If you are lucky enough to have Wi-Fi connection where you are having your reunion, and most venues do have this available these days, you simply bring a laptop, tablet, or even your cell phone, and connect to the Internet. there you can view your family tree online if you have posted it to a website for safe keeping. But what if, like me, your reunion is usually held in a rural area, where even dial-up connection is not available?
Well, one way you can bring it, is simply on your laptop. Even a large file can be saved to your laptop. Or, you can save it to this handy, dandy thumb drive.
Simply plug it into your USB port, and you can view it. Why do I mention this, when you will still need your laptop to use it? Well, simply because some individuals don't keep their digital records and photos on their hard drives. I don't know about other people, but my digital records are so huge that I keep them separate from my hard drive on an external 2-TB hard drive. I know what you're going to ask next!
So, how do you put those huge digital files on a single thumb drive? Well, it all depends upon how large your files are. So how big of thumb drive can you get? I have searched high and low, and the absolute best place I have found to purchase a 2 TB thumb drive is on Amazon. Simply type in 2 TB thumb drive in their search window, and you will find them as economic as less than $10, and greatly more expensive at over $1100. I would go for something with a reliable name like Seagate, or Toshiba. If you are planning to keep your digital files on a thumb drive permanently, I would probably plan on getting a Kingston Security thumb drive. This can cost you upwards of about $1400, but is definitely worth a consideration if you are protecting precious digital records and irreplaceable photographs.
You can also bring hard copies of your files, rather than your laptop or thumb drive. For me, that would equal approximately 150 3-inch binders! But, someone might want to look through all of those notebooks!
You might also bring a condensed version, sans copies of records or photographs. This might be easier to carry. But even printed out, without records and photographs, my files would be well over 8,000 pages. Or about 10 large 4-inch bound books. A bit daunting.

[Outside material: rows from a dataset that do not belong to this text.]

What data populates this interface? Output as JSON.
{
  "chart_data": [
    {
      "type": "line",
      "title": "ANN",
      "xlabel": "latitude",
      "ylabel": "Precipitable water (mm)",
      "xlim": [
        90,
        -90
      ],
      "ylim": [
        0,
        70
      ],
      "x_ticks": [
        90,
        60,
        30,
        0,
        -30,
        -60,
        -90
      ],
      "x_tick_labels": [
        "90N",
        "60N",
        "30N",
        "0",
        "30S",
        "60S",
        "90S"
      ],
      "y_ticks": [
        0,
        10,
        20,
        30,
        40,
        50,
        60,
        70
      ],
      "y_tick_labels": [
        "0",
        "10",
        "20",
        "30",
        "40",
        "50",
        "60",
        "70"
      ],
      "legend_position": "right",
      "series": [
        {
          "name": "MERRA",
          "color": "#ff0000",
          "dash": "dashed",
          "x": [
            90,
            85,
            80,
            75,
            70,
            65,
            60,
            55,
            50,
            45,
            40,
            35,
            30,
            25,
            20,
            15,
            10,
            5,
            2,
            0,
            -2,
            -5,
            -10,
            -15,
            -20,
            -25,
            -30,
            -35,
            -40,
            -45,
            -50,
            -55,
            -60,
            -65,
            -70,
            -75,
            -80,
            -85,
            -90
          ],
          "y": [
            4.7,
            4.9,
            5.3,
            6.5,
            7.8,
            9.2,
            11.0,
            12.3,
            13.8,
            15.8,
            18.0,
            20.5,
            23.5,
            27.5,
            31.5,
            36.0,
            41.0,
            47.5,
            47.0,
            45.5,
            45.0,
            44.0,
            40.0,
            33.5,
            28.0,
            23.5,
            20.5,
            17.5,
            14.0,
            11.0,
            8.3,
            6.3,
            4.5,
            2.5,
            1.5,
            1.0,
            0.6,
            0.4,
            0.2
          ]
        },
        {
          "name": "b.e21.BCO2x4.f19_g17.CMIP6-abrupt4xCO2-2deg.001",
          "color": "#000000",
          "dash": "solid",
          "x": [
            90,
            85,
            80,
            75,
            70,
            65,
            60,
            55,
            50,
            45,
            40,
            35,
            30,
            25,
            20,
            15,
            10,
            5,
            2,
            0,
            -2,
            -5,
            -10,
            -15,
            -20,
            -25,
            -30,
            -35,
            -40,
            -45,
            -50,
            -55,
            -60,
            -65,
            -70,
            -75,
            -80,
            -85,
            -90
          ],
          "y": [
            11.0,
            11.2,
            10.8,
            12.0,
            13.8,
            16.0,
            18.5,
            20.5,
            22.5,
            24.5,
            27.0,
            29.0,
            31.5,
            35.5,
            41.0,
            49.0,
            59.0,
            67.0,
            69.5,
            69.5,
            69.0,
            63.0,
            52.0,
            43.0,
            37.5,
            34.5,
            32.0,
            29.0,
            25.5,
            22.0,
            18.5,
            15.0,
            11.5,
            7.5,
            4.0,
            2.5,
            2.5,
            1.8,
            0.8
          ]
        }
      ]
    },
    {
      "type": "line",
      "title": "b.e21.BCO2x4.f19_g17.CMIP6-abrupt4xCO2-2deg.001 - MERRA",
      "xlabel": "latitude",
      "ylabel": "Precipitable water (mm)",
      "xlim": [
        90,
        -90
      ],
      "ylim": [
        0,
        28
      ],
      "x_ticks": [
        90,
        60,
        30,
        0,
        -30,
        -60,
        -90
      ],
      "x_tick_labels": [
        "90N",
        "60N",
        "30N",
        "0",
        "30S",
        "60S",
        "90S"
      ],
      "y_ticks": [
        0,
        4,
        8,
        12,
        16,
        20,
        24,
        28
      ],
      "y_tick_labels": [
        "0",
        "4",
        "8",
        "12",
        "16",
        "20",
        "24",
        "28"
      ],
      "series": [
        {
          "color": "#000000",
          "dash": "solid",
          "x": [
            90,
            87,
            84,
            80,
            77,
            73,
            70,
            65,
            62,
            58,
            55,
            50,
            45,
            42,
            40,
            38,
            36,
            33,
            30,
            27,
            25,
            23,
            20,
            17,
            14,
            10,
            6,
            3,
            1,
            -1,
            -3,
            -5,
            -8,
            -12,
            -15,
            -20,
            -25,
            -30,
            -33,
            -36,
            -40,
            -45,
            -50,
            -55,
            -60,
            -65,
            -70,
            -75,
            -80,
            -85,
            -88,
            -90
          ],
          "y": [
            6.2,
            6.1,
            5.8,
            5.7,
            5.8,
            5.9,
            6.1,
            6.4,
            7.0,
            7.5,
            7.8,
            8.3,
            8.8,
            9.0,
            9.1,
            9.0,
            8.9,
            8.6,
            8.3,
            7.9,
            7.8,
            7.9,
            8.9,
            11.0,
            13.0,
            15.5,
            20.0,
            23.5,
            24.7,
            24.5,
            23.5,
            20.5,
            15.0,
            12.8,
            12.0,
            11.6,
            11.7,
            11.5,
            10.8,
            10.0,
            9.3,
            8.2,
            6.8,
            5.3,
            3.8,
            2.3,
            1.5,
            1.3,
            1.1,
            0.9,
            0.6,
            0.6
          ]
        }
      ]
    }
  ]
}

I find it much easier, to simply load my laptop into the car, and bring along a thumb drive with my photos and records. The genealogy program I use is fully searchable by name, date, or location. I can assist anyone who needs information directly from there.
You might also want to bring along some blank data disks (CD disks) to burn copies of records for individuals who might want them. Or ask those who want to get copies of records to bring their own thumb drive. This would allow you to share your files if you choose.
One other hint, which I have used many times in our family reunion, is to set up a slideshow, that runs in a continuous play mode on my laptop. When I am not available to show individuals photos, they can always stop by the table and watch as the slideshow plays. Many are excited when they see photographs of those who have passed on as they play.
I also, usually, keep a list of names and addresses, of those who would like complete copies of my files, which I am happy to share with them in a gedcom file, as most genealogy programs utilize this type of file. You can choose to include photos and records if you like when preparing your gedcom file. This file can be compressed (zipped) and reopened when it reaches its destination.
I hope this helps as you prepare to share your files at your family reunion!